Nine months before the trial, the Austin police DNA lab asked DPS to run more tests on a stain on a shirt and a stain on a doorknob lock. Three days after a jury found Escobar guilty of capital murder, then-DPS analyst Jodie Koehler reported that she was unable to find any DNA profiles from the stain.
However, Escobar’s attorneys did not receive a copy of the Koehler report until years later.
“If Mr. Escobar’s lawyer had Ms. Koehler’s report when it was first released on May 16, 2011, Mr. Escobar’s lawyer could have used the report as mitigating evidence in the punishment phase of Mr. Escobar. and file a motion for a mistrial and/or file a motion for a new trial based on new evidence,” Wahlberg wrote in his recommendation.
This amounted to the prosecution’s suppression of evidence in Escobar’s favor, which violated his 14th Amendment right to due process, Wahlberg wrote.
The Court of Criminal Appeals upheld Escobar’s conviction a year ago, ruling that while the DNA statistics used to link Escobar and Maldonado to blood samples had been discredited, recalculated statistics confirmed links to some of the samples.
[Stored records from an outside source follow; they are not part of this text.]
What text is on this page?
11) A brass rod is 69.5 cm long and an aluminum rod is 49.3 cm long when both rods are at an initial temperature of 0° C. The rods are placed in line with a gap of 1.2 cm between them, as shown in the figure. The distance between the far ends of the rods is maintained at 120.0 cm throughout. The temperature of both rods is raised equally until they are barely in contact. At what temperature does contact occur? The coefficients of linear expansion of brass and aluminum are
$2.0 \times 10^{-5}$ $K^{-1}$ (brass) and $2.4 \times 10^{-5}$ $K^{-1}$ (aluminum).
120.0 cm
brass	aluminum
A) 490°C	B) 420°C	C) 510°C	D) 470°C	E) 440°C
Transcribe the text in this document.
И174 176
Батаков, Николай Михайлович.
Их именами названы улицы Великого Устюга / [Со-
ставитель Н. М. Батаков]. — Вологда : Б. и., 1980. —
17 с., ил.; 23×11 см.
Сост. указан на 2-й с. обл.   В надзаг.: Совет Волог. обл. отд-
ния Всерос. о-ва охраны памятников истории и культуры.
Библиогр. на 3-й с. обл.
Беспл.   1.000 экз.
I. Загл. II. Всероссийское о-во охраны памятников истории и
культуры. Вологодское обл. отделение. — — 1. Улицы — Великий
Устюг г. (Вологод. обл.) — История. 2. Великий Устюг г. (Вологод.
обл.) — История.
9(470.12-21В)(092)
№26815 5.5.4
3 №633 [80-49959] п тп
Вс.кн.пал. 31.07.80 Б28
In addition, other evidence also links Escobar to the crime, including a fingerprint, a bloody shoe print, and testimony from a former girlfriend who told jurors that she called Escobar during the four-hour window during which the murder occurred and overheard “a woman screaming and scream.”
In their Supreme Court summaries, defense lawyers and prosecutors argued that serious testing problems at the DNA lab made any recalculated statistics meaningless, as the lab was still collecting and packaging evidence.
Garza also told the court that two analysts who collected and reviewed evidence in the Escobar case had 14 “infection incidents” while working in the Austin lab. In Escobar’s case, one analyst broke the rules by placing poorly sealed crime scene samples next to samples taken from Escobar, he added.
In addition, Garza noted that a friend’s testimony about her early morning phone call to Escobar changed significantly in the two years between the crime and trial, initially telling at least four people that she had heard what sounded like Escobar was having consensual sex. adding that their relationship was over.
Analysts initially determined that Escobar did not match any of the fingerprints collected at the crime scene, but one print was reanalyzed mid-trial and determined to match Escobar’s ring finger knuckle. An outside expert later determined that the print taken from a lotion bottle found near the victim was of poor quality and that his association with Escobar was not up to scientific standards, Garza said.
The bloody shoe print only matched some aspects of Escobar’s shoes, and the prosecution’s examiner did not measure the print and could not determine the size, brand or type of shoe that made the impression, Garza said, adding, “There could potentially be thousands of similar shoes in the Austin area.”